CNR-Istituto di Analisi dei Sistemi e Informatica, A. Ruberti, Roma, Italy.
IEEE/ACM Trans Comput Biol Bioinform. 2010 Jul-Sep;7(3):511-23. doi: 10.1109/TCBB.2008.130.
Haplotype data play a relevant role in several genetic studies, e.g., mapping of complex disease genes, drug design, and evolutionary studies on populations. However, the experimental determination of haplotypes is expensive and time-consuming. This motivates the increasing interest in techniques for inferring haplotype data from genotypes, which can instead be obtained quickly and economically. Several such techniques are based on the maximum parsimony principle, which has been justified by both experimental results and theoretical arguments. However, the problem of haplotype inference by parsimony was shown to be NP-hard, thus limiting the applicability of exact parsimony-based techniques to relatively small data sets. In this paper, we introduce collapse rule, a generalization of the well-known Clark's rule, and describe a new heuristic algorithm for haplotype inference (implemented in a program called CollHaps), based on parsimony and the iterative application of collapse rules. The performance of CollHaps is tested on several data sets. The experiments show that CollHaps enables the user to process large data sets obtaining very "parsimonious" solutions in short processing times. They also show a correlation, especially for large data sets, between parsimony and correct reconstruction, supporting the validity of the parsimony principle to produce accurate solutions.

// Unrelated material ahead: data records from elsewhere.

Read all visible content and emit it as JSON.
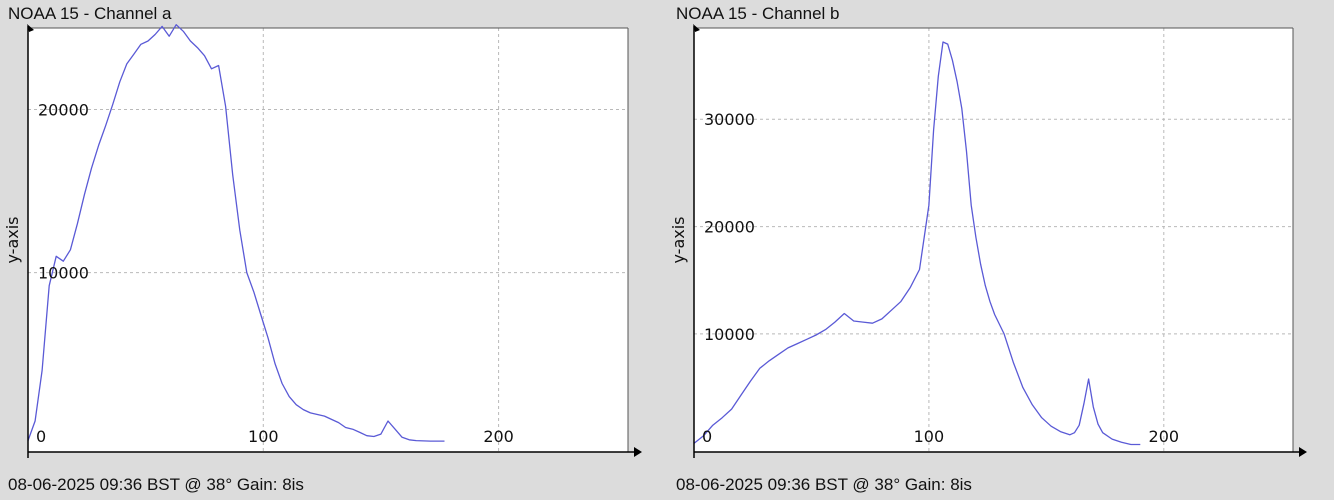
{
  "charts": [
    {
      "title": "NOAA 15 - Channel a",
      "footer": "08-06-2025 09:36 BST @ 38° Gain: 8is"
    },
    {
      "title": "NOAA 15 - Channel b",
      "footer": "08-06-2025 09:36 BST @ 38° Gain: 8is"
    }
  ],
  "chart_data": [
    {
      "type": "line",
      "title": "NOAA 15 - Channel a",
      "xlabel": "",
      "ylabel": "y-axis",
      "xlim": [
        0,
        255
      ],
      "ylim": [
        -1000,
        25000
      ],
      "xticks": [
        0,
        100,
        200
      ],
      "yticks": [
        10000,
        20000
      ],
      "grid": true,
      "line_color": "#5a5ad6",
      "x": [
        0,
        3,
        6,
        9,
        12,
        15,
        18,
        21,
        24,
        27,
        30,
        33,
        36,
        39,
        42,
        45,
        48,
        51,
        54,
        57,
        60,
        63,
        66,
        69,
        72,
        75,
        78,
        81,
        84,
        87,
        90,
        93,
        96,
        99,
        102,
        105,
        108,
        111,
        114,
        117,
        120,
        123,
        126,
        129,
        132,
        135,
        138,
        141,
        144,
        147,
        150,
        153,
        156,
        159,
        162,
        165,
        168,
        171,
        174,
        177
      ],
      "y": [
        -300,
        900,
        4000,
        9200,
        11000,
        10700,
        11400,
        13000,
        14800,
        16400,
        17800,
        19000,
        20300,
        21700,
        22800,
        23400,
        24000,
        24200,
        24600,
        25100,
        24500,
        25200,
        24800,
        24200,
        23800,
        23300,
        22500,
        22700,
        20200,
        16000,
        12600,
        10000,
        8800,
        7400,
        6000,
        4400,
        3200,
        2400,
        1900,
        1600,
        1400,
        1300,
        1200,
        1000,
        800,
        500,
        400,
        200,
        0,
        -50,
        100,
        900,
        400,
        -100,
        -250,
        -300,
        -320,
        -330,
        -330,
        -330
      ]
    },
    {
      "type": "line",
      "title": "NOAA 15 - Channel b",
      "xlabel": "",
      "ylabel": "y-axis",
      "xlim": [
        0,
        255
      ],
      "ylim": [
        -1000,
        38500
      ],
      "xticks": [
        0,
        100,
        200
      ],
      "yticks": [
        10000,
        20000,
        30000
      ],
      "grid": true,
      "line_color": "#5a5ad6",
      "x": [
        0,
        4,
        8,
        12,
        16,
        20,
        24,
        28,
        32,
        36,
        40,
        44,
        48,
        52,
        56,
        60,
        64,
        68,
        72,
        76,
        80,
        84,
        88,
        92,
        96,
        100,
        102,
        104,
        106,
        108,
        110,
        112,
        114,
        116,
        118,
        120,
        122,
        124,
        126,
        128,
        132,
        136,
        140,
        144,
        148,
        152,
        156,
        160,
        162,
        164,
        166,
        168,
        170,
        172,
        174,
        178,
        182,
        186,
        190
      ],
      "y": [
        -200,
        500,
        1500,
        2200,
        3000,
        4300,
        5600,
        6800,
        7500,
        8100,
        8700,
        9100,
        9500,
        9900,
        10400,
        11100,
        11900,
        11200,
        11100,
        11000,
        11400,
        12200,
        13000,
        14300,
        16000,
        22000,
        29000,
        34000,
        37200,
        37000,
        35500,
        33500,
        31000,
        27000,
        22000,
        19000,
        16500,
        14500,
        13000,
        11800,
        10000,
        7300,
        5000,
        3400,
        2200,
        1400,
        900,
        600,
        800,
        1500,
        3500,
        5800,
        3200,
        1600,
        800,
        200,
        -100,
        -300,
        -300
      ]
    }
  ]
}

单体型数据在许多遗传研究中起着重要作用,例如复杂疾病基因的定位、药物设计和群体进化研究。然而,单体型的实验测定既昂贵又耗时。这促使人们越来越关注从基因型推断单体型数据的技术,因为基因型可以快速、经济地获得。有几种基于最大简约原理的此类技术,这一原理已被实验结果和理论论证所证实。然而,单体型简约推断问题被证明是 NP 难的,因此限制了基于精确简约的技术在相对较小数据集上的适用性。在本文中,我们引入了压缩规则,这是广为人知的 Clark 规则的推广,并描述了一种基于简约和压缩规则的迭代应用的新启发式单体型推断算法(在名为 CollHaps 的程序中实现)。在几个数据集上测试了 CollHaps 的性能。实验表明,CollHaps 使用户能够处理大型数据集,并在短时间内获得非常“简约”的解决方案。它们还显示出简约性和正确重建之间的相关性,特别是对于大型数据集,这支持了简约性原则产生准确解决方案的有效性。